L.-R. Pelloussat, de son vrai nom Louis-Roger Pelloussat (1911-1980) est un auteur de littérature populaire fasciculaire principalement dans les genres aventures et policiers.

Il signa également un grand nombre de fascicules du pseudonyme Paul Tossel.

Sous ce pseudonyme, il mit en scène le personnage d’Edward Warency alias l’Ange dans plusieurs fascicules de 32 pages au sein de la collection « Mon Roman Policier » des éditions Ferenczi.

Le décapité du « Londres-Plymouth » :

La lumière jaillit : l’homme étouffa une exclamation de terreur et fixa sur le voyageur immobile un regard épouvanté. Sur la banquette inondée de sang, le corps d’Edward Scartch gisait, décapité. Près de lui se trouvait le poignard à lame tranchante, poissé jusqu’au manche par un liquide brun et gluant. La tête de la victime n’était pas auprès du cadavre.

Un homme pénètre, un couteau à la main, dans le wagon occupé par Edward Scartch dans le train du Londres-Plymouth, pendant que celui dort. Au moment où il s’apprête à poser le couteau sur la gorge de l’homme pour lui faire peur, il ressent un choc à la tête et s’évanouit.

À son réveil, Scartch gît, mort, décapité, sur la banquette, à côté de son couteau ensanglanté. La tête a disparu.

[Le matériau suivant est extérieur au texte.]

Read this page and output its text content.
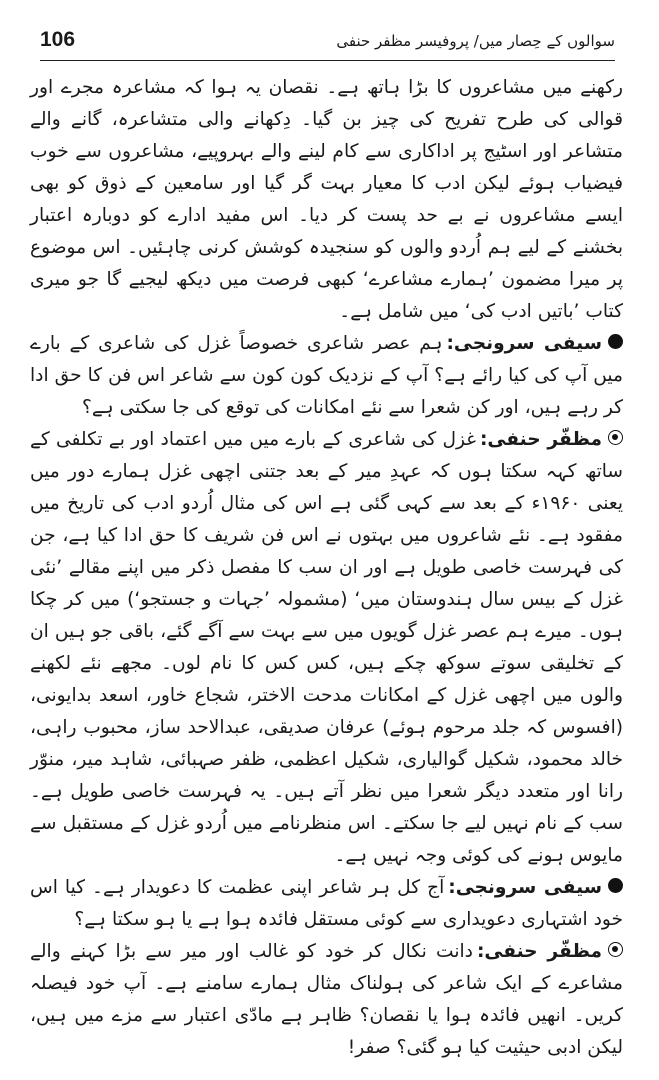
106	سوالوں کے حِصار میں/ پروفیسر مظفر حنفی

رکھنے میں مشاعروں کا بڑا ہاتھ ہے۔ نقصان یہ ہوا کہ مشاعرہ مجرے اور قوالی کی طرح تفریح کی چیز بن گیا۔ دِکھانے والی متشاعرہ، گانے والے متشاعر اور اسٹیج پر اداکاری سے کام لینے والے بہروپیے، مشاعروں سے خوب فیضیاب ہوئے لیکن ادب کا معیار بہت گر گیا اور سامعین کے ذوق کو بھی ایسے مشاعروں نے بے حد پست کر دیا۔ اس مفید ادارے کو دوبارہ اعتبار بخشنے کے لیے ہم اُردو والوں کو سنجیدہ کوشش کرنی چاہئیں۔ اس موضوع پر میرا مضمون ’ہمارے مشاعرے‘ کبھی فرصت میں دیکھ لیجیے گا جو میری کتاب ’باتیں ادب کی‘ میں شامل ہے۔

سیفی سرونجی:ہم عصر شاعری خصوصاً غزل کی شاعری کے بارے میں آپ کی کیا رائے ہے؟ آپ کے نزدیک کون کون سے شاعر اس فن کا حق ادا کر رہے ہیں، اور کن شعرا سے نئے امکانات کی توقع کی جا سکتی ہے؟

مظفّر حنفی:غزل کی شاعری کے بارے میں میں اعتماد اور بے تکلفی کے ساتھ کہہ سکتا ہوں کہ عہدِ میر کے بعد جتنی اچھی غزل ہمارے دور میں یعنی ۱۹۶۰ء کے بعد سے کہی گئی ہے اس کی مثال اُردو ادب کی تاریخ میں مفقود ہے۔ نئے شاعروں میں بہتوں نے اس فن شریف کا حق ادا کیا ہے، جن کی فہرست خاصی طویل ہے اور ان سب کا مفصل ذکر میں اپنے مقالے ’نئی غزل کے بیس سال ہندوستان میں‘ (مشمولہ ’جہات و جستجو‘) میں کر چکا ہوں۔ میرے ہم عصر غزل گویوں میں سے بہت سے آگے گئے، باقی جو ہیں ان کے تخلیقی سوتے سوکھ چکے ہیں، کس کس کا نام لوں۔ مجھے نئے لکھنے والوں میں اچھی غزل کے امکانات مدحت الاختر، شجاع خاور، اسعد بدایونی، (افسوس کہ جلد مرحوم ہوئے) عرفان صدیقی، عبدالاحد ساز، محبوب راہی، خالد محمود، شکیل گوالیاری، شکیل اعظمی، ظفر صہبائی، شاہد میر، منوّر رانا اور متعدد دیگر شعرا میں نظر آتے ہیں۔ یہ فہرست خاصی طویل ہے۔ سب کے نام نہیں لیے جا سکتے۔ اس منظرنامے میں اُردو غزل کے مستقبل سے مایوس ہونے کی کوئی وجہ نہیں ہے۔

سیفی سرونجی:آج کل ہر شاعر اپنی عظمت کا دعویدار ہے۔ کیا اس خود اشتہاری دعویداری سے کوئی مستقل فائدہ ہوا ہے یا ہو سکتا ہے؟

مظفّر حنفی:دانت نکال کر خود کو غالب اور میر سے بڑا کہنے والے مشاعرے کے ایک شاعر کی ہولناک مثال ہمارے سامنے ہے۔ آپ خود فیصلہ کریں۔ انھیں فائدہ ہوا یا نقصان؟ ظاہر ہے مادّی اعتبار سے مزے میں ہیں، لیکن ادبی حیثیت کیا ہو گئی؟ صفر!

Effrayé, l’inconnu jette son couteau par la fenêtre et sort du wagon…

L.-R. Pelloussat nous propose ici un petit récit se déroulant en Angleterre.

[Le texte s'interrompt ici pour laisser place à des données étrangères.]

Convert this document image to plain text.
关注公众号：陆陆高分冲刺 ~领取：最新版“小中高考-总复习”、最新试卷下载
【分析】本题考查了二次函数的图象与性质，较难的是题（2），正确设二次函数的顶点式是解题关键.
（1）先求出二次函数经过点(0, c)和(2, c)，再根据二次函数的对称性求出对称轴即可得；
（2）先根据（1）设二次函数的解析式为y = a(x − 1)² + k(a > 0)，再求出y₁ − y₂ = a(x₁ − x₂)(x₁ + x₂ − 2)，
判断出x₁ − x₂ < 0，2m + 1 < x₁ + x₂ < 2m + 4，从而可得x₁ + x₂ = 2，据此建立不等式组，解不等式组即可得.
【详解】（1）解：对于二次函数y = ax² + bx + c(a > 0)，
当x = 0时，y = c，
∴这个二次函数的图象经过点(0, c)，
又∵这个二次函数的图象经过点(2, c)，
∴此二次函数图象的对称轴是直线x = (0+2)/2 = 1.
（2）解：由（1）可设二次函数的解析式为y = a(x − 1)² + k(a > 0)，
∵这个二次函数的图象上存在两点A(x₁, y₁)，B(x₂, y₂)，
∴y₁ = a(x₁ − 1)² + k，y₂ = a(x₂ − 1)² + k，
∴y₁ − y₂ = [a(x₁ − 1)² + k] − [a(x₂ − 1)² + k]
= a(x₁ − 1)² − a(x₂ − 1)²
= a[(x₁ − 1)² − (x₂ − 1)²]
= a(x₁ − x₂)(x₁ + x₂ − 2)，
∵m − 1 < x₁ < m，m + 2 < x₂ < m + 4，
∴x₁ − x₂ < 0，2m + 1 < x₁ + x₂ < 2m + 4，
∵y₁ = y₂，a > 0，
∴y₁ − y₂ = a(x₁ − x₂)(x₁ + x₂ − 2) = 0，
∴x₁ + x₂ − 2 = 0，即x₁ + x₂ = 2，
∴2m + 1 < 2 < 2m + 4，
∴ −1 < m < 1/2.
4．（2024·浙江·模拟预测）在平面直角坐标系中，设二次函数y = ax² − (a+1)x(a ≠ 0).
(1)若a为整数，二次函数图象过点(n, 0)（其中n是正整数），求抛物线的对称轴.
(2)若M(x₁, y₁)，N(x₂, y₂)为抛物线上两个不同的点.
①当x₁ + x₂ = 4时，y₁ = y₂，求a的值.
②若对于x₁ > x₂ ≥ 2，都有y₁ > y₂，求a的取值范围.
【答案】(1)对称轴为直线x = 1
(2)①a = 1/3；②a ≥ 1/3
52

L’inspecteur Tile de Scotland Yard est chargé d’une enquête en apparence compliquée d’autant plus que les morts vont s’accumuler au sein de la demeure des Scartch…

Voilà un titre écrit par un auteur confirmé, mais dont la plume, en 1937, n’était pas encore arrivée à maturité (il avait 26 ans). Il nous livre un récit plat, tant dans le style que dans la narration ou les personnages. Son intrigue est faussement compliquée et la solution peine à totalement convaincre.

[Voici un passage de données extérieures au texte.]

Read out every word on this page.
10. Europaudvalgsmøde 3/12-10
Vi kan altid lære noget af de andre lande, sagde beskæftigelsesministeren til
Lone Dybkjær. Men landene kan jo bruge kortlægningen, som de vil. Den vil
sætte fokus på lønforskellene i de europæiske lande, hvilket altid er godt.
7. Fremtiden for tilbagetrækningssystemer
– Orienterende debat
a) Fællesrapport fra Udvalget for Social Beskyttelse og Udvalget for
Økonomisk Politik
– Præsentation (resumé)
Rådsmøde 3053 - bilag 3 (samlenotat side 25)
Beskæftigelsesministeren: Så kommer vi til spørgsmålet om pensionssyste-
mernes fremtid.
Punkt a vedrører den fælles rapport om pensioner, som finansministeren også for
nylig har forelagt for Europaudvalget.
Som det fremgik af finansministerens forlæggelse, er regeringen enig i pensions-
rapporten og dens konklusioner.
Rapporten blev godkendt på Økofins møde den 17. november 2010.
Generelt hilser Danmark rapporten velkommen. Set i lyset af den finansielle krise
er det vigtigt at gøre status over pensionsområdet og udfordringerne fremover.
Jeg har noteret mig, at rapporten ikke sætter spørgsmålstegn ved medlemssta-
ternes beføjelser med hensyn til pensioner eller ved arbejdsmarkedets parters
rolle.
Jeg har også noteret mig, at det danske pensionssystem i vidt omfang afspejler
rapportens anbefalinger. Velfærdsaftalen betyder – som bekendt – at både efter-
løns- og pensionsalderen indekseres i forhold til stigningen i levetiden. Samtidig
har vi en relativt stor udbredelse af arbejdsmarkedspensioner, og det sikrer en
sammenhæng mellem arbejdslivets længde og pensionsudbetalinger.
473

On passera sur le fond de racisme ordinaire assez courant à l’époque. Les personnages noirs ou asiatiques ont rarement un rôle positif dans la littérature fasciculaire.

Mais, si ces défauts ne sont pas rares dans cette paralittérature, ils n’empêchent pas toujours de trouver un minimum de plaisir de lecture.

Cependant, ce n’est pas vraiment le cas ici.

Pas grand-chose, effectivement, à conserver dans ce texte. Bien dommage, on était en droit d’attendre mieux d’un tel auteur.

Au final, intrigue tirée par les cheveux, personnages aussi plats que le style… le tout donne un récit peu enthousiasmant.